Album: Shloime Gertner — Mincha
Composer: Shimshi Neiman
Year: 2014
M ore than anything else “Neshoma” is the song of a search. “Neshoma vi bist di Neshoma ich vart azoi lang of dir… Neshoma kim tzi mir — Neshoma where are you? I’m waiting so long for you…” The Almighty searches for His lost children. A Yid searches within himself for that holy pintele [spark]. Fathers search for lost children and lost children wait desperately for the call that shows that someone is searching for them and waiting with open arms.

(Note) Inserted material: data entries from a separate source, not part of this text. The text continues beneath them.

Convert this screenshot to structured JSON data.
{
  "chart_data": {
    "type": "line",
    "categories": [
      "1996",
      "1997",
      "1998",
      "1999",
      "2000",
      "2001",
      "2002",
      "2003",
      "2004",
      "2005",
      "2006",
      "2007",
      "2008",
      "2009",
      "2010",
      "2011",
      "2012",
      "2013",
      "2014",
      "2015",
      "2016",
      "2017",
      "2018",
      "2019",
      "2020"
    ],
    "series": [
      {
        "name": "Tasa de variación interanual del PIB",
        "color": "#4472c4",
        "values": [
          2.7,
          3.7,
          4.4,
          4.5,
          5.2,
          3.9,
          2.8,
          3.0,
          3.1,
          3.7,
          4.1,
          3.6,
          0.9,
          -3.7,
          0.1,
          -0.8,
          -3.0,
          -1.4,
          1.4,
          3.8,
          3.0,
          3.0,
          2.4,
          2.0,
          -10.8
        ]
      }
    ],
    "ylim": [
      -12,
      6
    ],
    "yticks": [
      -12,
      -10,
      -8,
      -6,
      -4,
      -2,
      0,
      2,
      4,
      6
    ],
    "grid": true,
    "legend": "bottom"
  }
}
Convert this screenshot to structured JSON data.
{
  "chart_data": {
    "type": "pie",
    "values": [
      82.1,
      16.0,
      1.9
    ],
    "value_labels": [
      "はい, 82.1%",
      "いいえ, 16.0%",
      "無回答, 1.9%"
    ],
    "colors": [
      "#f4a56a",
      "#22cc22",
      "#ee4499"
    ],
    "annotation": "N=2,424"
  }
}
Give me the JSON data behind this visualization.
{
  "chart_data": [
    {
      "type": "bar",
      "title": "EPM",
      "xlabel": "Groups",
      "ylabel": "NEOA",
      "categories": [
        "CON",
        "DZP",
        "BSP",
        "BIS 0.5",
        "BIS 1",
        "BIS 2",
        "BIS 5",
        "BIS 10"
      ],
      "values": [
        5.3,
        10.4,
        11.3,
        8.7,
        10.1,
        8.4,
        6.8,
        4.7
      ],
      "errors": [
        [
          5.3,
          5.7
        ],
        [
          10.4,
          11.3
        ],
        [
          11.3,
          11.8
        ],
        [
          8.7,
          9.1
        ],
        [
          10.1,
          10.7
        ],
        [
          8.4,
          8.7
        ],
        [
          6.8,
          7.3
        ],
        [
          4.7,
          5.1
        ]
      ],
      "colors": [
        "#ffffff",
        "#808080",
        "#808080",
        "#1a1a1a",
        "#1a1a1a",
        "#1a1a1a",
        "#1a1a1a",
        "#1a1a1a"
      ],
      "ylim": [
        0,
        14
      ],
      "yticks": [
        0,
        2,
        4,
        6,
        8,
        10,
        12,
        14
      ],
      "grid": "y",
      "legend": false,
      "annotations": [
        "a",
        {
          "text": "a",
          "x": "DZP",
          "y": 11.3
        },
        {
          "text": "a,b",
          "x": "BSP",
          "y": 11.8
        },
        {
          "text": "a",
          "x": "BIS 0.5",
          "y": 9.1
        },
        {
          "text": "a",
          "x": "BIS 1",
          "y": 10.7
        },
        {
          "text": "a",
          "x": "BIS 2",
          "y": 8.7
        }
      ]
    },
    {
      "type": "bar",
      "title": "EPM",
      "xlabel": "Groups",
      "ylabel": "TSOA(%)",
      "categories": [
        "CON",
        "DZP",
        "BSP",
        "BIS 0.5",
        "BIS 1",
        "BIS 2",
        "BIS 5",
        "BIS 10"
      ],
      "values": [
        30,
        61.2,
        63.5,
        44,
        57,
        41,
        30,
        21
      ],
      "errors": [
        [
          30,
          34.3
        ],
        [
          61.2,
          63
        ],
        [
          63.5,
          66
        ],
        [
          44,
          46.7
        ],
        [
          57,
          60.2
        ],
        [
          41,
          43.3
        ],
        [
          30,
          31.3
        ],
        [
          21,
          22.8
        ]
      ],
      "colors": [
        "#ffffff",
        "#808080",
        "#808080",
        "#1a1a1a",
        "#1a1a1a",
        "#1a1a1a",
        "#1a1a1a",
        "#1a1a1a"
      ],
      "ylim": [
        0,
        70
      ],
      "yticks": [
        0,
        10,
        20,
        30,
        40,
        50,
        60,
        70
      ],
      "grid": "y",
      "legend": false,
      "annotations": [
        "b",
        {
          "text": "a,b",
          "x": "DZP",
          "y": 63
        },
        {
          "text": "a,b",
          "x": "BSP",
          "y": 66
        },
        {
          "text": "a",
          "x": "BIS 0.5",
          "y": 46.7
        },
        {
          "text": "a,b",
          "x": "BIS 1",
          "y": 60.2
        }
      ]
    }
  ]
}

We blunder and stray; the search is long sometimes difficult or even painful yet its very existence is in itself a source of comfort — the continued pursuit guarantees that the eventual revelation will follow. Shimshi Neiman’s song somehow conveys this: His music is haunting yet comforting and the added prayer of “Hashiveinu” — that Hashem Himself bring us back to our spiritual source adds a deeper dimension.
The composer Shimshon Neiman is a young Vizhnitzer chassid in Stamford Hill London. He is also a good friend of singer Shloime Gertner. “Shimshi came over one night with another friend and they played this new composition on the guitar. We sat there strumming and singing and together we completed the lyrics in Yiddish ” Gertner recalls. “I loved the song. Its message is just so widely applicable. We thought it could either wait for my next album — or we could move on with it to an arranger and release it as a single.”
Arranger Naftali Schnitzler had an arrangement ready within a few days “and it was so good that we decided to bring it out immediately. Why wait?”